Nachdem ich meinen Pump wieder losgeworden bin, geht es weiter. In der nächsten Verschneidung (VI+) heißt es gut Steigen – auch über dem Haken. Alles löst sich aber gut auf. Die achte Seillänge (wieder VI+) ist ein langer, steiler Riss (zum Teil Doppelriss) mit vielen Zangengriffen. Ganz schön anspruchsvoll und ich muss mich selbst im Nachstieg ordentlich anhalten und motiviert bleiben um die Seillänge durchzusteigen. Das Gelände sieht ab hier wieder flacher aus und wir machen eine kurze Verschnauf- und Essenspause auf dem sonnigen Buckel nach der neunten „Seillänge“ (10m, I). Die nächste VI+ Seillänge übernehme ich wieder, damit es nicht einseitig wird. Diese hat eine bissige aber sehr gut gesicherte Einzelstelle, bevor es in leichtem Gelände weitergeht. Die nächste VI+ Länge ist abermals richtig super und macht Spaß. Nach einer weiteren Seillänge (IV+) erreichen wir den Stadlerquergang. (Besser am rechten Klebehaken neben der Gedenktafel Stand machen)
Auf uns wartet die letzte VI+ Länge, die abermals echt gut zu klettern und genial ist. Immer wieder super Schuppen in der sehr kompakten Plattenwand.
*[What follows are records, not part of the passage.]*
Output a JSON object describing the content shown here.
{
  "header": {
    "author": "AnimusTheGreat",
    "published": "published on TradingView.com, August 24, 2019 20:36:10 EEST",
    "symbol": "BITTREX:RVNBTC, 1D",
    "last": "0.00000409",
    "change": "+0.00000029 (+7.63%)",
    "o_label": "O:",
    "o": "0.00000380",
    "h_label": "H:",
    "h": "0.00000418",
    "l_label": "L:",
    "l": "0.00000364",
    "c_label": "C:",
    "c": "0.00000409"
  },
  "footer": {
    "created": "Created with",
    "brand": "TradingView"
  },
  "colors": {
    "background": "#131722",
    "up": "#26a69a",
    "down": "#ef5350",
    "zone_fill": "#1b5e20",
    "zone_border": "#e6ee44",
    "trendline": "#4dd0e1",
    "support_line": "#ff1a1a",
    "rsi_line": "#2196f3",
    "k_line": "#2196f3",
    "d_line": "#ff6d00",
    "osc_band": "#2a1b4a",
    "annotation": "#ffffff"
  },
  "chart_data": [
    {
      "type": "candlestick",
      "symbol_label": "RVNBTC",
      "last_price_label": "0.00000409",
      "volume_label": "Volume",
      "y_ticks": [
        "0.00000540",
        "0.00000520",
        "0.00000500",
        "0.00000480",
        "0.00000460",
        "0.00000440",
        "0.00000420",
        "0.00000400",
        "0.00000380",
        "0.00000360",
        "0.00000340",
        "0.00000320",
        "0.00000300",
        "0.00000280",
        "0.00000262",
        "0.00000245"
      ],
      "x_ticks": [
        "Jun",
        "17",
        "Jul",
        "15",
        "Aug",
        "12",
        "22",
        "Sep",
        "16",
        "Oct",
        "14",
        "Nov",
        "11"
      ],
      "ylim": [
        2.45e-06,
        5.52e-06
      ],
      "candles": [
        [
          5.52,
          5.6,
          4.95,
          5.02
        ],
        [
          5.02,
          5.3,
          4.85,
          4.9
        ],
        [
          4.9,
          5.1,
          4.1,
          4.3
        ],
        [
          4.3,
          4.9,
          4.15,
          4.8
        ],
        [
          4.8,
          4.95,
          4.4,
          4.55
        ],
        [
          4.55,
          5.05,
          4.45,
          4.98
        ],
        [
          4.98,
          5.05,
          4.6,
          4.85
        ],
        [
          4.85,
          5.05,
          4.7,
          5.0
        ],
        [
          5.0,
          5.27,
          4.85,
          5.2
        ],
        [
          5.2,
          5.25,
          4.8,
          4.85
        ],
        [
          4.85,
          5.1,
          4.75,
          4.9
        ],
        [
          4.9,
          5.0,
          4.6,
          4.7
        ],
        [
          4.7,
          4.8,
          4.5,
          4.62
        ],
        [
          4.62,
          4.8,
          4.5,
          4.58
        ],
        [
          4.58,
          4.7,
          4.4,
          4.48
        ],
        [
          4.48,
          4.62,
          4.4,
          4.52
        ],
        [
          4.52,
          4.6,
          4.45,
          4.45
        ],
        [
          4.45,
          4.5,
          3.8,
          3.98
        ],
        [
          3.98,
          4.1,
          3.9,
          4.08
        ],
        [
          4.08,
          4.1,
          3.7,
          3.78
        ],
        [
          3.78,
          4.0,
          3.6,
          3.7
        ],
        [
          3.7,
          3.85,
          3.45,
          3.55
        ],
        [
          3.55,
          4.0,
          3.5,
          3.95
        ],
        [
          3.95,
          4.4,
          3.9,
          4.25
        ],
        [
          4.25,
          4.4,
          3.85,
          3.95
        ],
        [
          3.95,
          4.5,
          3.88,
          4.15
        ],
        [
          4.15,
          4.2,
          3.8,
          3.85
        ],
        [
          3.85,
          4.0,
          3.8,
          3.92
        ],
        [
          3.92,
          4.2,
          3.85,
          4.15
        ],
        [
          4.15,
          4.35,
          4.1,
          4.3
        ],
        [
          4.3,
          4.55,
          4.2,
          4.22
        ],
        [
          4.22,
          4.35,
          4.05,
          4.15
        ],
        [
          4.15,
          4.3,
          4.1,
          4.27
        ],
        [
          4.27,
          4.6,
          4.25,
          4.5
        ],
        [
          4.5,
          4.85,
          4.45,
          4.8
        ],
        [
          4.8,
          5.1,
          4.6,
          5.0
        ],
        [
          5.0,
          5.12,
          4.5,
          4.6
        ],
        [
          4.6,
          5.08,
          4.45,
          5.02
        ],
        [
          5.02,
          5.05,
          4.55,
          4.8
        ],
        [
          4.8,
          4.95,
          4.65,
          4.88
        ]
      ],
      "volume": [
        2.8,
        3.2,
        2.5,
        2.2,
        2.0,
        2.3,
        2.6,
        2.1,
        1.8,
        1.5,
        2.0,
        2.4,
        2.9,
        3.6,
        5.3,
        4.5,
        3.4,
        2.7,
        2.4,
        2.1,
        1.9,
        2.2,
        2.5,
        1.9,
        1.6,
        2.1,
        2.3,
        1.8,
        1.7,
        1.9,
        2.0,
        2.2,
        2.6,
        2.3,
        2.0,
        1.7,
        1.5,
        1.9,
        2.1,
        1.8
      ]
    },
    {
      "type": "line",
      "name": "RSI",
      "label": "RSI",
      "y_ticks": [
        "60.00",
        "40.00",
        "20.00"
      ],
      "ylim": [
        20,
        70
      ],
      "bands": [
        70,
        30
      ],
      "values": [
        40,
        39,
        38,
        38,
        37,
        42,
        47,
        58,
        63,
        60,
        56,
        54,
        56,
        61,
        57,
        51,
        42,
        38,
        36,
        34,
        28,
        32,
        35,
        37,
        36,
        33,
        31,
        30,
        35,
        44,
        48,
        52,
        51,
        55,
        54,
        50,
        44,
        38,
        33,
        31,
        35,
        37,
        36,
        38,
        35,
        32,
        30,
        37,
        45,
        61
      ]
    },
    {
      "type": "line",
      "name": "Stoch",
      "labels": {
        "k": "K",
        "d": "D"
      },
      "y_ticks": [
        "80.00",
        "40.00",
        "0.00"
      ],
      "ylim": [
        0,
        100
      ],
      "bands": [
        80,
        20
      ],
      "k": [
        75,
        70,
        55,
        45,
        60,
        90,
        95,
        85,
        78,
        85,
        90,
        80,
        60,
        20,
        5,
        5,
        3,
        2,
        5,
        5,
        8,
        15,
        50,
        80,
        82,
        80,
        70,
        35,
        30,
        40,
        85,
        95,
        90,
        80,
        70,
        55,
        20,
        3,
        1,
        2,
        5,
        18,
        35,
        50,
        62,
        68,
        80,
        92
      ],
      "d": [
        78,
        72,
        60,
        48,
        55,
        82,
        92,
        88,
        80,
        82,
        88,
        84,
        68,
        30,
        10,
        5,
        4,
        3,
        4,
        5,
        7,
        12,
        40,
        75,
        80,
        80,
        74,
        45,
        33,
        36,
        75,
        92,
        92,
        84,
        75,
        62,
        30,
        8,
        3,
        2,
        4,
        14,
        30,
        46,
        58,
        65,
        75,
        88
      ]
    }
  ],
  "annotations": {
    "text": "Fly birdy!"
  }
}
Nach einer schönen V+ erreichen wir ein letztes Mal die Rosskuppenkante, der wir in fünf Seillängen zum Ausstieg folgen. Wir sind auch dieses Mal wieder etwas erschöpft und meinen die Höhe ein wenig zu spüren. Nichtsdestotrotz überwiegt die Freude, dass wir diese super Tour gemacht haben und ich noch dazu alle Seillänge durchgestiegen bin. Für Luki bleibt ein kleiner Wehmutstropfen wegen dem verhauten Onsight – aber immerhin ist er alles frei geklettert. Nach einer Jausenpause gehts über die Rosskuppe zur Peternscharte und den Peternpfad hinunter zurück zum Auto. Dass sich keine Schneefelder mehr am Weg befinden, macht den Abstieg deutlich angenehmer und nach der Peternscharte fühlen wir uns auch schon wieder frischer.
Fazit: Eine super Tour und vielleicht die (für uns beide) schönste im Gesäuse bis jetzt. Für Gesäuseverhältnisse gut abgesichert – man muss zwischen den Haken aber auch klettern. Das Gestein ist im untersten Teil etwas brüchig wird aber sukzessive besser. Trotzdem waren wir in den schrofigen Passagen vorsichtig unterwegs. Jedem, der den VI. Schwierigkeitsgrad solide klettern kann, kann ich diese Tour ans Herz legen. Die Seillängen waren durchwegs schön.